Les 7 vies de l'épervier
Les sept vies de l'épervier. COTHIAS et JUILLARD J'ai lu avec une avidité constante et dévorante les volumes de cette série "mythico-historique. Suivi de "Masquerouge", "Le Fou du Roy", "Masque de fer", "Ninon secrète" (pas en entier). C'est vrai que le graphisme est irrégulier.
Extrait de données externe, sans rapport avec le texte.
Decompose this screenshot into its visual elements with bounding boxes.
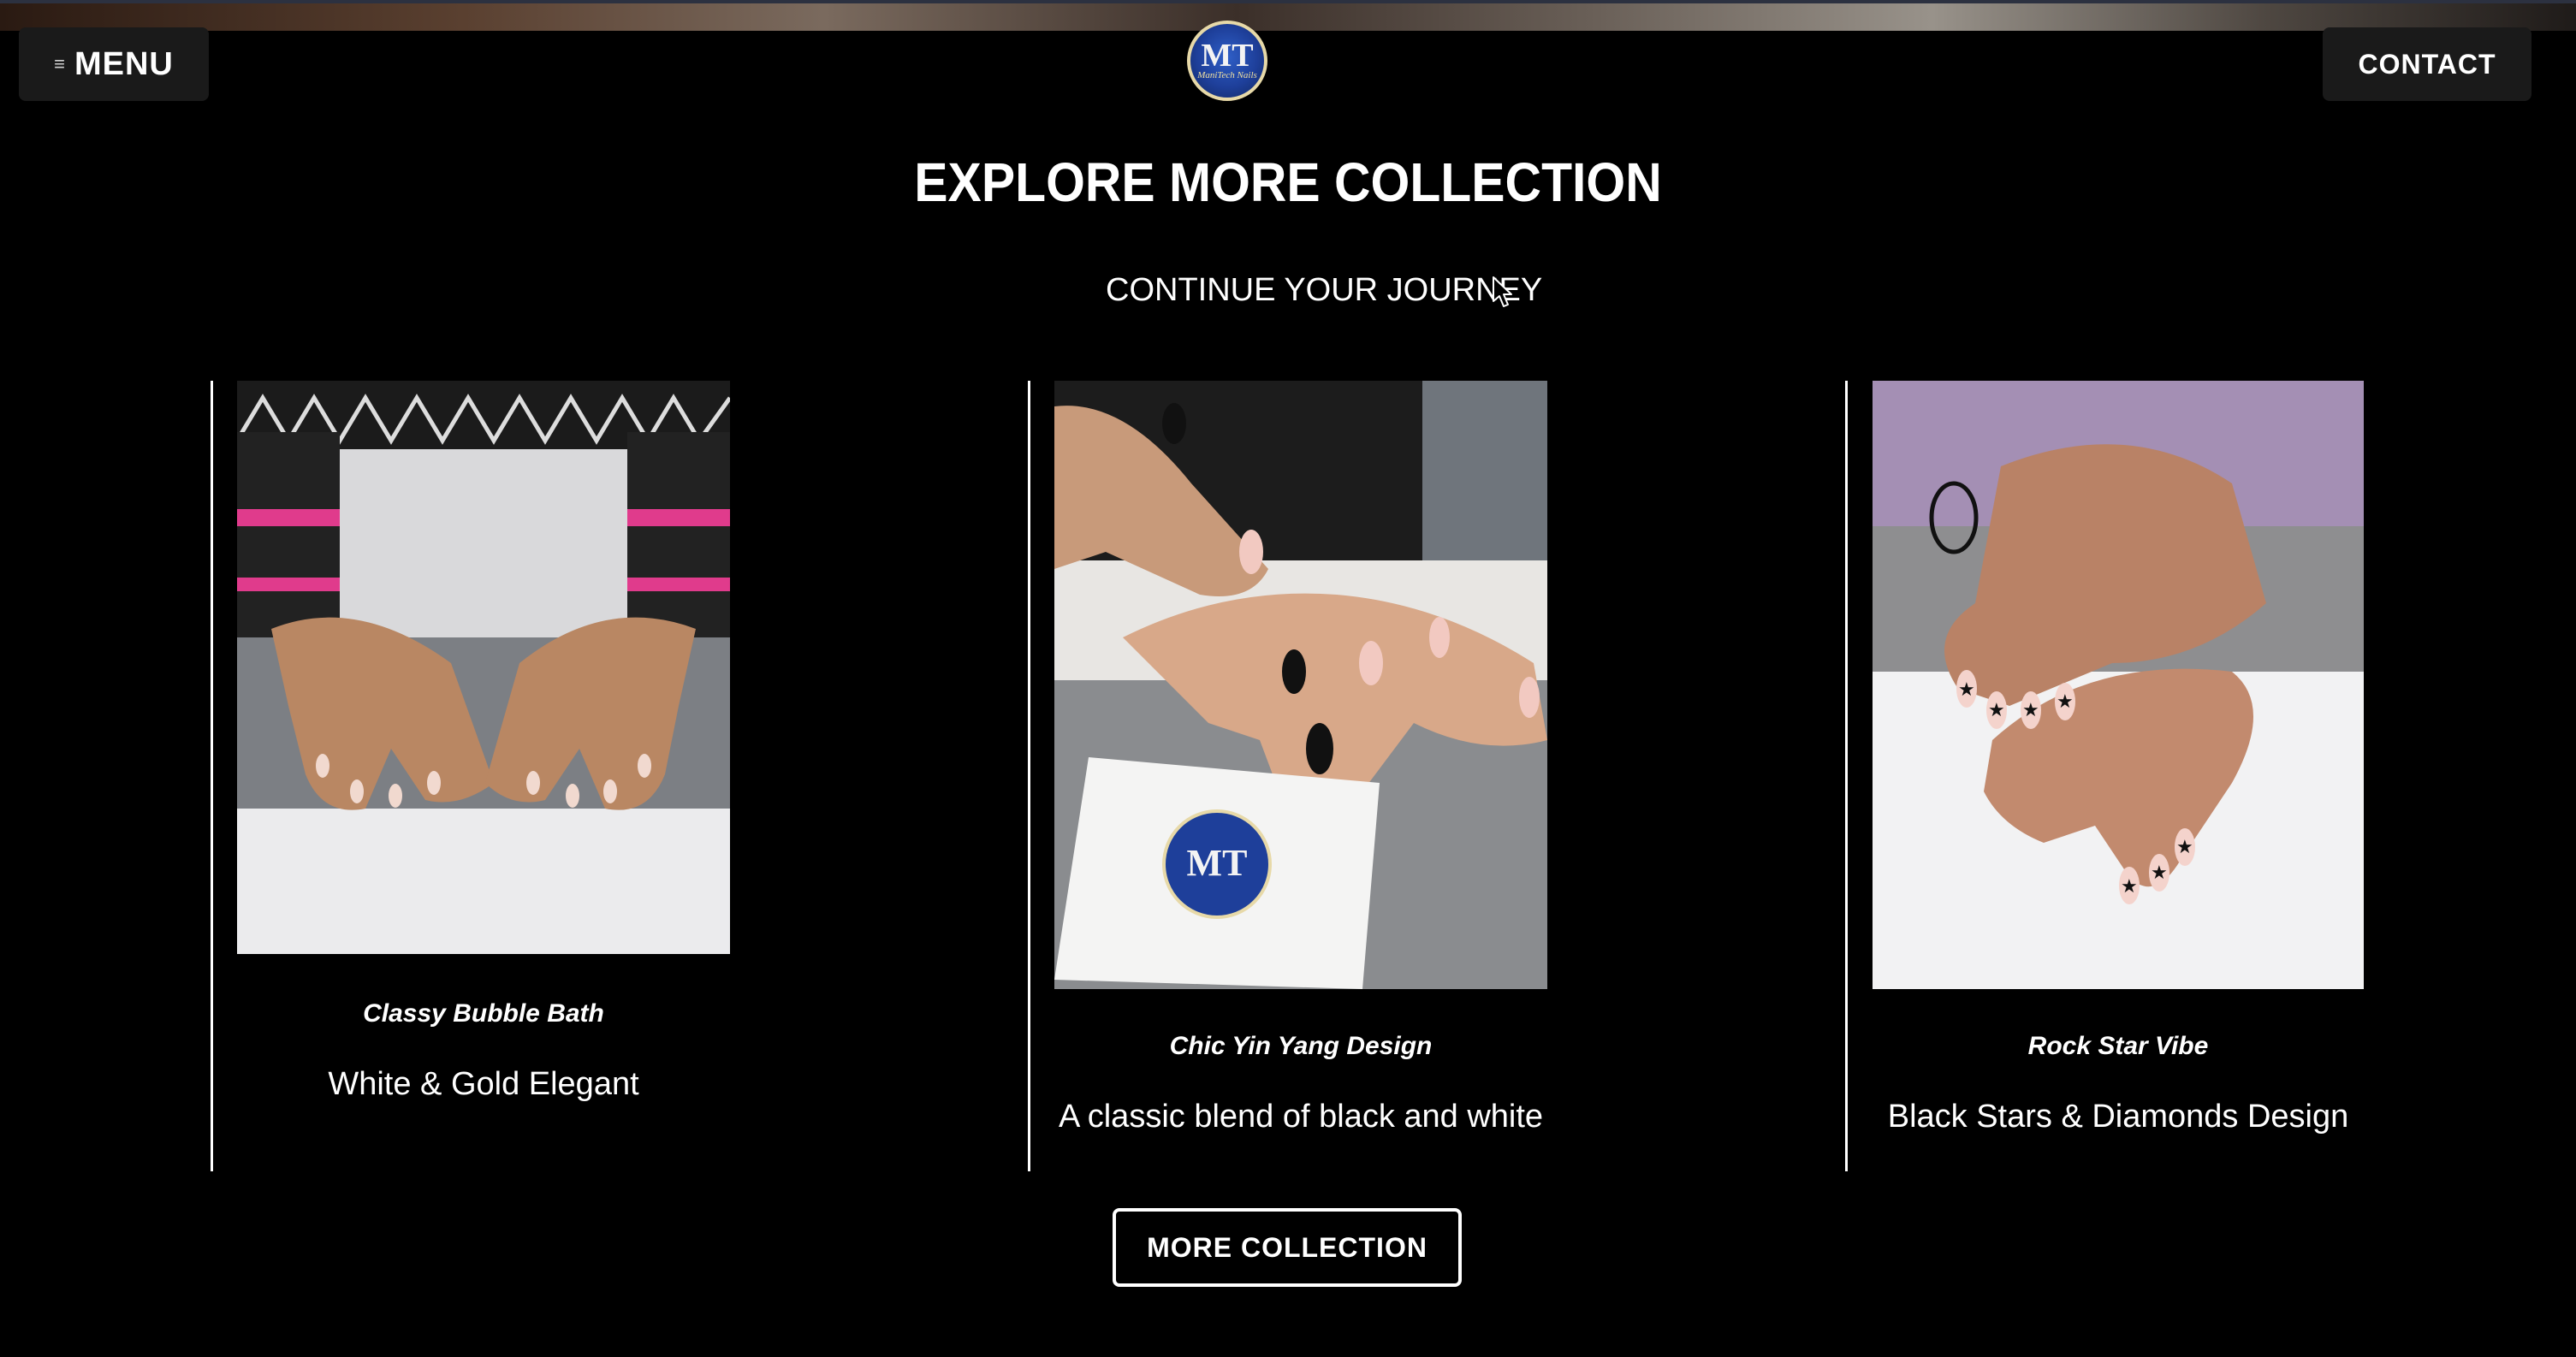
hands-nails-photo-icon: MT: [1054, 381, 1547, 989]
card-title: Rock Star Vibe: [2027, 1032, 2209, 1060]
menu-button[interactable]: ≡ MENU: [19, 27, 209, 101]
card-description: White & Gold Elegant: [328, 1066, 639, 1102]
menu-label: MENU: [74, 45, 174, 82]
svg-text:★: ★: [2176, 837, 2193, 858]
card-image-chic-yin-yang[interactable]: MT: [1054, 381, 1547, 989]
brand-logo[interactable]: MT ManiTech Nails: [1187, 21, 1267, 101]
hamburger-icon: ≡: [54, 53, 66, 74]
card-divider: [211, 381, 213, 1171]
card-divider: [1028, 381, 1030, 1171]
svg-text:★: ★: [1958, 679, 1975, 701]
hands-nails-photo-icon: ★ ★ ★ ★ ★ ★ ★: [1873, 381, 2364, 989]
card-description: A classic blend of black and white: [1058, 1099, 1544, 1135]
section-title: EXPLORE MORE COLLECTION: [914, 151, 1662, 213]
section-subtitle: CONTINUE YOUR JOURNEY: [1106, 272, 1543, 308]
more-collection-button[interactable]: MORE COLLECTION: [1113, 1208, 1462, 1287]
card-title: Chic Yin Yang Design: [1169, 1032, 1433, 1060]
svg-text:★: ★: [2151, 862, 2168, 884]
card-title: Classy Bubble Bath: [363, 999, 604, 1028]
contact-button[interactable]: CONTACT: [2323, 27, 2531, 101]
card-image-classy-bubble-bath[interactable]: [237, 381, 730, 954]
card-divider: [1845, 381, 1848, 1171]
svg-text:★: ★: [2057, 691, 2074, 713]
hero-image-strip: [0, 0, 2576, 31]
card-description: Black Stars & Diamonds Design: [1887, 1099, 2349, 1135]
svg-text:MT: MT: [1187, 842, 1248, 884]
contact-label: CONTACT: [2358, 48, 2496, 80]
card-image-rock-star-vibe[interactable]: ★ ★ ★ ★ ★ ★ ★: [1873, 381, 2364, 989]
hands-nails-photo-icon: [237, 381, 730, 954]
logo-script: ManiTech Nails: [1197, 70, 1257, 80]
svg-text:★: ★: [1988, 700, 2005, 721]
svg-text:★: ★: [2022, 700, 2039, 721]
mouse-cursor-icon: [1493, 276, 1512, 307]
svg-text:★: ★: [2121, 876, 2138, 898]
logo-monogram: MT: [1201, 38, 1254, 74]
more-collection-label: MORE COLLECTION: [1147, 1231, 1427, 1263]
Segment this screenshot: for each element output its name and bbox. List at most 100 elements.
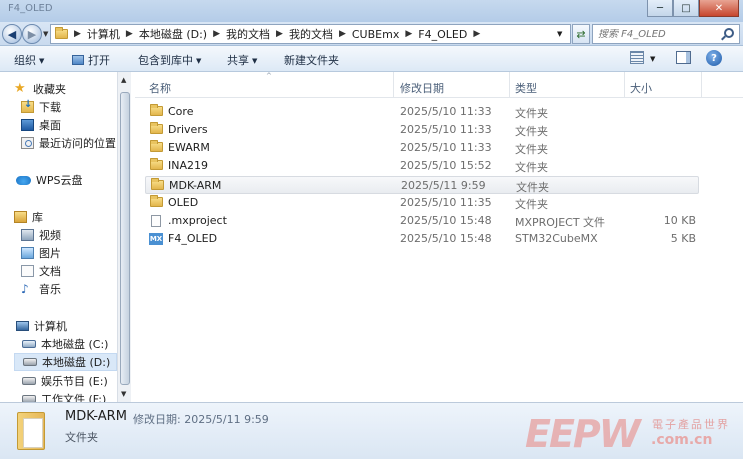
column-header-name[interactable]: 名称 [149,80,171,96]
table-row-hovered[interactable]: MDK-ARM 2025/5/11 9:59 文件夹 [145,176,699,194]
new-folder-button[interactable]: 新建文件夹 [284,52,339,68]
table-row[interactable]: INA219 2025/5/10 15:52 文件夹 [145,157,699,175]
include-in-library-button[interactable]: 包含到库中 ▼ [138,52,201,68]
sidebar-item-drive-e[interactable]: 娱乐节目 (E:) [22,372,117,390]
sidebar-item-label: 桌面 [39,119,61,132]
search-input[interactable] [598,28,716,40]
star-icon: ★ [14,81,26,96]
library-icon [14,211,27,223]
sidebar-item-label: 收藏夹 [33,83,66,96]
file-name: MDK-ARM [169,179,222,192]
sidebar-item-documents[interactable]: 文档 [21,262,117,280]
column-divider[interactable] [624,72,625,97]
table-row[interactable]: OLED 2025/5/10 11:35 文件夹 [145,194,699,212]
table-row[interactable]: MX F4_OLED 2025/5/10 15:48 STM32CubeMX 5… [145,230,699,248]
folder-icon [55,27,68,39]
address-history-dropdown-icon[interactable]: ▼ [557,30,562,38]
table-row[interactable]: Core 2025/5/10 11:33 文件夹 [145,103,699,121]
sidebar-item-pictures[interactable]: 图片 [21,244,117,262]
column-header-size[interactable]: 大小 [630,80,652,96]
documents-icon [21,265,34,277]
back-button[interactable]: ◀ [2,24,22,44]
close-button[interactable]: ✕ [699,0,739,17]
forward-button[interactable]: ▶ [22,24,42,44]
sort-indicator-icon: ^ [266,72,272,80]
file-type: 文件夹 [515,143,548,156]
file-type: 文件夹 [515,107,548,120]
breadcrumb-my-documents[interactable]: 我的文档 [226,26,270,42]
sidebar-item-music[interactable]: ♪ 音乐 [21,280,117,298]
folder-icon [17,412,45,450]
file-size: 10 KB [663,214,696,227]
sidebar-item-favorites[interactable]: ★ 收藏夹 [14,80,117,98]
table-row[interactable]: Drivers 2025/5/10 11:33 文件夹 [145,121,699,139]
details-modified: 修改日期: 2025/5/11 9:59 [133,413,269,426]
table-row[interactable]: EWARM 2025/5/10 11:33 文件夹 [145,139,699,157]
scroll-up-icon[interactable]: ▲ [121,76,126,84]
file-name: Core [168,105,194,118]
sidebar-item-label: 计算机 [34,320,67,333]
sidebar-item-wps[interactable]: WPS云盘 [16,171,117,189]
help-button[interactable]: ? [706,50,722,66]
recent-pages-dropdown-icon[interactable]: ▼ [43,30,48,38]
chevron-right-icon[interactable]: ▶ [276,29,283,39]
breadcrumb-my-documents-2[interactable]: 我的文档 [289,26,333,42]
refresh-button[interactable]: ⇄ [572,24,590,44]
minimize-button[interactable]: ─ [647,0,673,17]
window-title: F4_OLED [8,3,53,14]
sidebar-item-label: 文档 [39,265,61,278]
column-headers: ^ 名称 修改日期 类型 大小 [135,72,743,98]
chevron-right-icon[interactable]: ▶ [126,29,133,39]
view-options-icon[interactable] [630,51,644,64]
music-icon: ♪ [21,282,29,296]
sidebar-item-libraries[interactable]: 库 [14,208,117,226]
preview-pane-icon[interactable] [676,51,691,64]
table-row[interactable]: .mxproject 2025/5/10 15:48 MXPROJECT 文件 … [145,212,699,230]
breadcrumb-cubemx[interactable]: CUBEmx [352,28,399,41]
file-name: Drivers [168,123,208,136]
chevron-right-icon[interactable]: ▶ [405,29,412,39]
share-button[interactable]: 共享 ▼ [227,52,257,68]
sidebar-item-drive-f[interactable]: 工作文件 (F:) [22,390,117,402]
search-box[interactable] [592,24,740,44]
sidebar-item-videos[interactable]: 视频 [21,226,117,244]
address-bar[interactable]: ▶ 计算机 ▶ 本地磁盘 (D:) ▶ 我的文档 ▶ 我的文档 ▶ CUBEmx… [50,24,571,44]
desktop-icon [21,119,34,131]
column-header-date[interactable]: 修改日期 [400,80,444,96]
chevron-right-icon[interactable]: ▶ [213,29,220,39]
column-header-type[interactable]: 类型 [515,80,537,96]
organize-button[interactable]: 组织 ▼ [14,52,44,68]
scroll-down-icon[interactable]: ▼ [121,390,126,398]
maximize-button[interactable]: □ [673,0,699,17]
sidebar-item-drive-c[interactable]: 本地磁盘 (C:) [22,335,117,353]
breadcrumb-f4-oled[interactable]: F4_OLED [418,28,467,41]
breadcrumb-drive-d[interactable]: 本地磁盘 (D:) [139,26,207,42]
sidebar-item-label: 图片 [39,247,61,260]
sidebar-item-recent[interactable]: 最近访问的位置 [21,134,117,152]
sidebar-item-label: 本地磁盘 (C:) [41,338,109,351]
column-divider[interactable] [393,72,394,97]
column-divider[interactable] [701,72,702,97]
file-date: 2025/5/10 11:35 [400,196,492,209]
chevron-down-icon: ▼ [39,57,45,65]
open-button[interactable]: 打开 [72,52,110,68]
scrollbar-thumb[interactable] [120,92,130,385]
sidebar-item-downloads[interactable]: 下载 [21,98,117,116]
sidebar-item-desktop[interactable]: 桌面 [21,116,117,134]
breadcrumb-computer[interactable]: 计算机 [87,26,120,42]
navigation-scrollbar[interactable]: ▲ ▼ [117,72,131,402]
column-divider[interactable] [509,72,510,97]
sidebar-item-drive-d[interactable]: 本地磁盘 (D:) [14,353,117,371]
sidebar-item-label: 下载 [39,101,61,114]
file-name: OLED [168,196,199,209]
chevron-right-icon[interactable]: ▶ [473,29,480,39]
chevron-down-icon[interactable]: ▼ [650,55,655,63]
file-type: MXPROJECT 文件 [515,216,606,229]
navigation-pane: ★收藏夹 下载 桌面 最近访问的位置 WPS云盘 库 视频 图片 文档 ♪音乐 … [0,72,117,402]
file-date: 2025/5/10 15:52 [400,159,492,172]
chevron-right-icon[interactable]: ▶ [74,29,81,39]
search-icon[interactable] [724,28,734,38]
file-type: STM32CubeMX [515,232,598,245]
sidebar-item-computer[interactable]: 计算机 [16,317,117,335]
chevron-right-icon[interactable]: ▶ [339,29,346,39]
Mais... ce n'est pas le même dessinateur. Ceci expliquant cela. Les sept vies de l'épervier forment un cycle de 7 albums (d'où le titre...) qui se déroule du temps du bon roi Henri IV. Fresque quasi-historique, les personnages réels d'Henri IV, de son épouse Marie de Médicis ainsi que de son fils Louis y croisent ceux purement imaginaires d'Ariane de Troïl, de Germain Grandpain ou encore du comte de Bruantfou. Ariane de Troïl est l'héroïne de cet univers, c'est son extraordinaire destin qui est dépeint dans cette épopée : le cycle débute alors qu'elle naît de manière rocambolesque, après une dispute entre son père et son oncle au sujet justement de l'identité véritable du père d'Ariane. Sa mère perd la vie dans cet enfantement, et Gabriel, son oncle, décide alors de quitter le château familial, situé au fin fond de l'Auvergne, se sentant responsable de cette mort. Il va devenir l'Épervier, un justicier masqué qui combat les injustices de ce siècle. Mais il ne sait pas encore que son destin est déjà joué. Haut dans le ciel, l'épervier rôde, maître de nos destins, maître de nos vies. Il me reste encore à lire "Coeur brûlé"; "Plume aux vents" et "Les Tentations de Navarre" (surtout cette dernière car les dessins sont de Julliard) dont j'ignorais l'existence jusqu'a aujourd'hui. Un manque que je vais combler de ce pas.
Les Aigles décapitées
J'ai lu la série complète. Car j'ai été pris par le réalisme quasi-historique de cette série. Le graphisme est irréprochable. L'histoire est prenante.
Cinéma
Cela fait des années que je possède cette BD.(cinémas et autres choses). Je trouve André Barbe tout simplement génial. Cet enchaînement de dessins est époustouflant (changement de thème pour y revenir ensuite). Quant aux autres dessins, "simples", dirais-je, comme par exemple: La cheminée nucléaire; L'évolution du globe terrestre ou ceux que je qualifie de "dessins impossibles" puisqu'ils commencent sur un thème et finissent sur un autre. Exemple: L'île où la mer qui se termine en labour... à lire absolument.